I was reading this post the other day on Lady Glamis' blog about how she usually has a romantic affair with her books but was contemplating a divorce. From her current book, sillies, not from her lovely sword-wielding husband.
Anyway, it got me to thinking. So many people talk about falling in love with their books, like writing a book is like a romcom. I don't do that. My relationship with my books is more like a horror film. Actually, that's not entirely accurate: I write like a slasher film. I'm talking about the kind of book in which everyone gets chopped up into kibble except the one cheerleader, who decides to go out searching for her friends in the dead of night even though there's so much blood on the floor that no one could ever survive, and she's wearing only a baby doll nightie and no shoes. In the woods. As she's going out the door, she remembers that there's a bad guy out there and decides she'd better arm herself. With a ruler.
And you're sitting there on the couch (I always watch these kinds of movies on the couch because then I can heckle them. Loudly.) yelling, "Go back into the cabin, you bimbo! What're you going to do with a RULER? Measure the guy before he kills you? Put some fricking clothes on and call the police!" Only of course she doesn't, and then she ends up standing in the middle of a big field, looking around wildly for the bad guy who is standing right behind her, waving his big pointy knife around to get her attention.
Yeah, that's what my writing process is like. And in case you haven't figured it out, I'm the bimbo.
I keep getting myself into these seemingly unsolvable corners in my mannie. Outlining doesn't solve this problem, because I inevitably come up with a really kewl idea that totally blows the whole outline out of the water, so the whole thing is just a waste of time.
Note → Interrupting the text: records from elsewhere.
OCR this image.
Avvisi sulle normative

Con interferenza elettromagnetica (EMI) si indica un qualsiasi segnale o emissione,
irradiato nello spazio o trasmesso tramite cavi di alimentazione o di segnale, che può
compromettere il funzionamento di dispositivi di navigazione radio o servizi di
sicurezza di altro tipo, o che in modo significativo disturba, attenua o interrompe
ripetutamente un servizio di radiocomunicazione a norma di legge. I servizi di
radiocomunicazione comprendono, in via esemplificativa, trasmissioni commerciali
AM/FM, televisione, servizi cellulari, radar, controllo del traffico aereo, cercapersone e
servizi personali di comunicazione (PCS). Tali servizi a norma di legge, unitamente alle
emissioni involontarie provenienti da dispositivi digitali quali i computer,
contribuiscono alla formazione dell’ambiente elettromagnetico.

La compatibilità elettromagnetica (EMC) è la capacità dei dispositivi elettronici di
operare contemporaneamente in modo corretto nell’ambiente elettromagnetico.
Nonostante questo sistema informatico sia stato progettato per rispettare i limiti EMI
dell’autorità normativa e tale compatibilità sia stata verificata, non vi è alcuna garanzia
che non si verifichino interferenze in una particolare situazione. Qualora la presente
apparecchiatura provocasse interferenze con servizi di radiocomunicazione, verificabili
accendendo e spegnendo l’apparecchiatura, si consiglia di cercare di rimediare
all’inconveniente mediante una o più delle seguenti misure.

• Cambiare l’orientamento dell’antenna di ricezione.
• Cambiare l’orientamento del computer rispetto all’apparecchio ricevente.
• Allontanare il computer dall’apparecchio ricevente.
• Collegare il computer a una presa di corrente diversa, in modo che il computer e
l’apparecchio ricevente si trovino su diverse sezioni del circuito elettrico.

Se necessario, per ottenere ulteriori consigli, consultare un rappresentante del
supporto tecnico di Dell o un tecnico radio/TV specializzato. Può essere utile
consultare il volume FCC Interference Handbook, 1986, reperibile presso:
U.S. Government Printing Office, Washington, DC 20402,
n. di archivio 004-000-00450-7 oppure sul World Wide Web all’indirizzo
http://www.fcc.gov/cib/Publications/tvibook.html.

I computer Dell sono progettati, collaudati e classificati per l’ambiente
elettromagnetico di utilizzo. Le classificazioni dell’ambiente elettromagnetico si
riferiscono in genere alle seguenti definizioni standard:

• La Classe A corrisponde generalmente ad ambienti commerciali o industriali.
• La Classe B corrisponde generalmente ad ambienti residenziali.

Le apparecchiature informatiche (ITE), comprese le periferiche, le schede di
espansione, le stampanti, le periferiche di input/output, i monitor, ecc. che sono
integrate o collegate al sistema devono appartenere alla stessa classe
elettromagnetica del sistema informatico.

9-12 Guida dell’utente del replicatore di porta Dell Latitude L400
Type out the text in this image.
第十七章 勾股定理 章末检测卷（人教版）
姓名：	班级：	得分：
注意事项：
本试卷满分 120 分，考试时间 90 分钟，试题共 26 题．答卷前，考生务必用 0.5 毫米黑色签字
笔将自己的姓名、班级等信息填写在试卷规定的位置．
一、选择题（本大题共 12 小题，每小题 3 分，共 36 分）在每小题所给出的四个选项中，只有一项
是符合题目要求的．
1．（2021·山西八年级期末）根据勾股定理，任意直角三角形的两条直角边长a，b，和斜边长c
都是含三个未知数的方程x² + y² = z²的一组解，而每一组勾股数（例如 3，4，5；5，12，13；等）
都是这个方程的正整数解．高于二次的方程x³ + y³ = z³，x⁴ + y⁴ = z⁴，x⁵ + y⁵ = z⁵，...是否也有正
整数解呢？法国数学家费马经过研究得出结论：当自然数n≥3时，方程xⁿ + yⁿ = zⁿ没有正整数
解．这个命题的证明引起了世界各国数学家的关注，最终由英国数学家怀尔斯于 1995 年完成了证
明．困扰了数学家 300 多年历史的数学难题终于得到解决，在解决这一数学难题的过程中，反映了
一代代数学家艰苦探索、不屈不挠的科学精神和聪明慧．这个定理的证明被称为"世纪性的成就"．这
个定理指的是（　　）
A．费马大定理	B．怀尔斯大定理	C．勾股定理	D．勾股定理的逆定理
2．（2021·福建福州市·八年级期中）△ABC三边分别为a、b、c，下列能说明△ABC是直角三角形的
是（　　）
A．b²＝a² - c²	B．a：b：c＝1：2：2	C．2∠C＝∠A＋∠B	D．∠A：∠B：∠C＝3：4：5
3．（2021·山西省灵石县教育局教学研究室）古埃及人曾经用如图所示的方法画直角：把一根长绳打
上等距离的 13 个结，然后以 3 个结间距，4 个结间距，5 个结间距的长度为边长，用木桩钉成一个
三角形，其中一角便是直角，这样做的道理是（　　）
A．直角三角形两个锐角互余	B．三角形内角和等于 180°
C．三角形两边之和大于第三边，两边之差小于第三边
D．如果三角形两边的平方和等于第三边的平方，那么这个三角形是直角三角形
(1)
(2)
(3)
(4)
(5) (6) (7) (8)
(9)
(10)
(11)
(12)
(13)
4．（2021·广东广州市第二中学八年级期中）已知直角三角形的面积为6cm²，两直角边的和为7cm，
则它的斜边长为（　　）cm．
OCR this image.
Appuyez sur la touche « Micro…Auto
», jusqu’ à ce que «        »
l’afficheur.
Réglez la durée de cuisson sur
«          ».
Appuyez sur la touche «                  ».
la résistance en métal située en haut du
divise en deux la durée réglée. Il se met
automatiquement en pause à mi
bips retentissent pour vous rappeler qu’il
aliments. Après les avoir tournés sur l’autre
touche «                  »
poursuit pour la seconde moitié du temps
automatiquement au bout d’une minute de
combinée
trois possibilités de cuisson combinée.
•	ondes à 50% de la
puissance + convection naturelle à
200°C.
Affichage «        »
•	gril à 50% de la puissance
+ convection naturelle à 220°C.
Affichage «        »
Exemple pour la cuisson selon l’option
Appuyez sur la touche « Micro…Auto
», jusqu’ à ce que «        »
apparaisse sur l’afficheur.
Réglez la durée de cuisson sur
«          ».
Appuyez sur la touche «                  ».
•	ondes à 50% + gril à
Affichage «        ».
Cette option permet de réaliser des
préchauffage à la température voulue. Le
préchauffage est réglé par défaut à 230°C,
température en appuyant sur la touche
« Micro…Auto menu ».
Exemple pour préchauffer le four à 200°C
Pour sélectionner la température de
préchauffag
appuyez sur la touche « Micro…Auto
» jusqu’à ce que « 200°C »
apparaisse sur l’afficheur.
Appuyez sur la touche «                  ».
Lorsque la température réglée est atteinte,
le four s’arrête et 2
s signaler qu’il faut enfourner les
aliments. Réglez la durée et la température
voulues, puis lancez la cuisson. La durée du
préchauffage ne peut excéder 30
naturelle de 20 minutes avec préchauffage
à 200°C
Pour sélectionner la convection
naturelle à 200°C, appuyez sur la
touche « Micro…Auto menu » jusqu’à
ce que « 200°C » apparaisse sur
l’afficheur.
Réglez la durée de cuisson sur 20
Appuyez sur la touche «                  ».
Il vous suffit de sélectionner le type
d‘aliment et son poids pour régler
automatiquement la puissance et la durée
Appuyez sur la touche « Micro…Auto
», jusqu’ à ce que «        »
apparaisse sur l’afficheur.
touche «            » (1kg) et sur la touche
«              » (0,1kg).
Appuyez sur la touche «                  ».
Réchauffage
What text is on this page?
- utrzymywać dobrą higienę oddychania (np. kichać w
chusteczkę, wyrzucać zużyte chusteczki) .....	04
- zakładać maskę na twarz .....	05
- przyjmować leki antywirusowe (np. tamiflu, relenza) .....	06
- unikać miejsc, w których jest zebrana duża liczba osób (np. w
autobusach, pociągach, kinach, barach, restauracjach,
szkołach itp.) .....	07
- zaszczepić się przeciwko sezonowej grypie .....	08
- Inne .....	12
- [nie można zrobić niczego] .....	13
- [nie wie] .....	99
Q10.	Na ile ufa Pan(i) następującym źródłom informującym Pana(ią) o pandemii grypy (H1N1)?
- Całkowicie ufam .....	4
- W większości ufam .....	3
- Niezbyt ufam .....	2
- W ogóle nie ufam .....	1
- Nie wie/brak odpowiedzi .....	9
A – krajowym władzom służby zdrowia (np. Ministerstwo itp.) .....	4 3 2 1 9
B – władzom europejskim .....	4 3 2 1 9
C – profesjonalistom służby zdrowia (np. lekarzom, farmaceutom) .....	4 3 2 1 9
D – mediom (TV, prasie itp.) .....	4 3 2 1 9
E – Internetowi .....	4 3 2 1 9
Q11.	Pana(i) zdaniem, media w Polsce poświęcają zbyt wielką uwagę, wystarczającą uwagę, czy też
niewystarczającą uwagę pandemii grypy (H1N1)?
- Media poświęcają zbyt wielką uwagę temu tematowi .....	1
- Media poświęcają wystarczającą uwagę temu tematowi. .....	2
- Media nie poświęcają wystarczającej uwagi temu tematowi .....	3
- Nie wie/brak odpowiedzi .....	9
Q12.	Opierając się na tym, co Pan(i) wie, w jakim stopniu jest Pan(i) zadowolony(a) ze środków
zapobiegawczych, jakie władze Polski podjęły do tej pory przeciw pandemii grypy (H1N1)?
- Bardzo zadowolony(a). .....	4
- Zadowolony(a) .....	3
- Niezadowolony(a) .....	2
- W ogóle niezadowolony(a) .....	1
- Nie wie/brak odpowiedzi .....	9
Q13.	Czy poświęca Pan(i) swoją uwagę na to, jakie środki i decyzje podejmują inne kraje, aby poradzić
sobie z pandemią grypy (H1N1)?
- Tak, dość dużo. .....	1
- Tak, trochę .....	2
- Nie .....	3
Anyway, I end up blindly groping around for a solution kind of like the bimbo, only with more appropriate clothing. The solution, of course, is often blazingly obvious. It's not standing behind me waving around a big pointy knife, but it might as well be.
So much for feeling superior to the bimbo. I promise not to heckle you any more. Much.
17 comments:
But bimbos have more fun, right? That's what I've heard, at least.
I think defending yourself with a ruler is pretty pointless, but it's not like it's a fluffy pillow.
Although those can become pretty deadly...and feathery...
Rulers are handy from time to time. At least she didn't go running into the night with her bag of chocolates like I so may be inclined to do.
I've dedicated my life to being a bimbo, why stop now. :)
Ah, yes. I, too, end up writing myself into a corner, and all I have is a butter knife to defend myself. It may FEEL like a romantic affair at the beginning, but it always turns into Fright Night. Glad I'm not alone in this. Bimbos unite!!
Since I write fantasy, I found myself automatically thinking, "Maybe it's the legendary Ruler of King Foot, which glows blue in the presence of orcs and serial killers."
I suspect I'm that bimbo too, only I believe absolutely in the magical powers of my ruler.
I prefer to think that I go bear hunting with a BB gun.
I just can't watch those movies! My hubby watched the remake of My Bloody Valentine (alone, I don't have time for slasher movies!) and I saw a few choice parts, one being a completely naked woman running outside from a deranged lunatic! Those lunatics always seem to find the ladies unclothed! Anyway, I'm a writing my first chapter book and I do really like my main character. I find myself smiling as I write. Ahhhh, is it love?
at least your the bimbo who makes it to the end (or almost). I'd be the bimbo who dies in the first five minutes as a warning to the other bimbos.
I never thought about it like that, but I guess I'm the bimbo too. Hasn't done me much good lately, sigh.
Funny as hell, Carrie. And if the bimbo was calm enough, she could give the bad guy a wicked snap with the ruler.
It wouldn't kill him, but she'd think he was dead, and then when she looked back again... his body would of course be gone.
Unsolvable corners are the best place to be, right, Carrie, because it keeps readers on their toes.
I need to learn to be more of a bimbo.
Now, now, its not like you took a shower will the psychotic killer was loose.
What? A ninja bimbo? he he!
Well, I've finally discovered that I don't have to love my work to make it good. So that's good.
You're not a bimbo. You're unique and you write the way you write. So more awesome kudos to you! Just learn to see the obvious. That is so much easier said than done. *sigh*
Waves hand in meek manner - Yep - I'm a himbo.
Well, I suggest that we have a bimbo party, braiding each other's hair and scurrying around the forest in our fluffy kitten-heeled mules!